Mais do que isso: o ideal seria que parte significativa da atual composição da Corte fosse substituída, dada a extensão do dano reputacional imposto ao país. A Suprema Corte, enquanto guardiã última da Constituição, não pode permanecer associada a práticas que, do ponto de vista externo, são interpretadas como autoritárias, persecutórias ou politicamente enviesadas. A percepção de que o Brasil é incapaz de conter internamente abusos judiciais compromete não apenas sua imagem, mas sua funcionalidade como Estado democrático.
Do ponto de vista jurídico, pode-se repetir exaustivamente que “focinho de porco não é tomada”. Mas, no teatro internacional, a aparência importa tanto quanto a substância — e, muitas vezes, mais. O Brasil precisa, portanto, resgatar sua autoridade narrativa e interromper o processo de corrosão reputacional que, se não contido, comprometerá sua capacidade de negociação e sua influência moral em fóruns multilaterais.
Além disso, a percepção de que o país perdeu a capacidade interna de conter abusos institucionais mina um dos pilares fundamentais da confiança internacional: a previsibilidade do Estado de Direito. Em um mundo competitivo e sensível a riscos políticos, investidores estratégicos — fundos soberanos, conglomerados empresariais e agências multilaterais — reagem não apenas ao desempenho econômico, mas à robustez institucional.
A sanção a Moraes, ao sinalizar que o sistema brasileiro falhou em responsabilizar internamente seus próprios excessos, dilui a confiança do investidor internacional, que passa a ver o Brasil não como um destino confiável de capital de longo prazo, mas como uma jurisdição instável, onde as regras mudam conforme o clima político ou a vontade de um ministro.
Permitir que um ministro da Suprema Corte — sem qualquer resposta institucional efetiva — figure ao lado de figuras notoriamente autoritárias é aceitar, em silêncio, uma declaração implícita de degenereração institucional.

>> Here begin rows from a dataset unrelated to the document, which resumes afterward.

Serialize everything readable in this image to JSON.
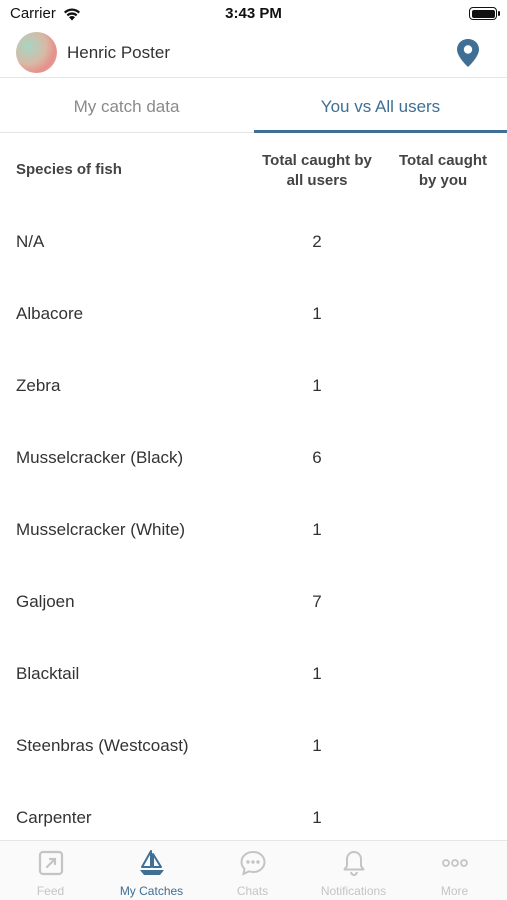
{
  "status_bar": {
    "carrier": "Carrier",
    "time": "3:43 PM"
  },
  "profile": {
    "name": "Henric Poster"
  },
  "tabs": [
    {
      "label": "My catch data",
      "active": false
    },
    {
      "label": "You vs All users",
      "active": true
    }
  ],
  "table": {
    "headers": {
      "species": "Species of fish",
      "total_all_line1": "Total caught by",
      "total_all_line2": "all users",
      "total_you_line1": "Total caught",
      "total_you_line2": "by you"
    },
    "rows": [
      {
        "species": "N/A",
        "total_all": "2",
        "total_you": ""
      },
      {
        "species": "Albacore",
        "total_all": "1",
        "total_you": ""
      },
      {
        "species": "Zebra",
        "total_all": "1",
        "total_you": ""
      },
      {
        "species": "Musselcracker (Black)",
        "total_all": "6",
        "total_you": ""
      },
      {
        "species": "Musselcracker (White)",
        "total_all": "1",
        "total_you": ""
      },
      {
        "species": "Galjoen",
        "total_all": "7",
        "total_you": ""
      },
      {
        "species": "Blacktail",
        "total_all": "1",
        "total_you": ""
      },
      {
        "species": "Steenbras (Westcoast)",
        "total_all": "1",
        "total_you": ""
      },
      {
        "species": "Carpenter",
        "total_all": "1",
        "total_you": ""
      }
    ]
  },
  "tabbar": {
    "items": [
      {
        "label": "Feed",
        "icon": "feed-icon",
        "active": false
      },
      {
        "label": "My Catches",
        "icon": "sailboat-icon",
        "active": true
      },
      {
        "label": "Chats",
        "icon": "chat-icon",
        "active": false
      },
      {
        "label": "Notifications",
        "icon": "bell-icon",
        "active": false
      },
      {
        "label": "More",
        "icon": "more-icon",
        "active": false
      }
    ]
  },
  "colors": {
    "accent": "#3f6f94",
    "inactive": "#c4c4c4",
    "text": "#333333"
  }
}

E o silêncio, neste caso, não será lido como prudência, mas como consentimento.
Como bem advertiu Lord Acton, “o poder corrompe; o poder absoluto corrompe absolutamente”. O que está em jogo aqui não é apenas o destino de um magistrado, mas a autoridade moral da Justiça brasileira no concerto das nações democráticas — e, sobretudo, a confiança internacional no Brasil como nação séria, previsível e respeitadora de seus próprios princípios constitucionais.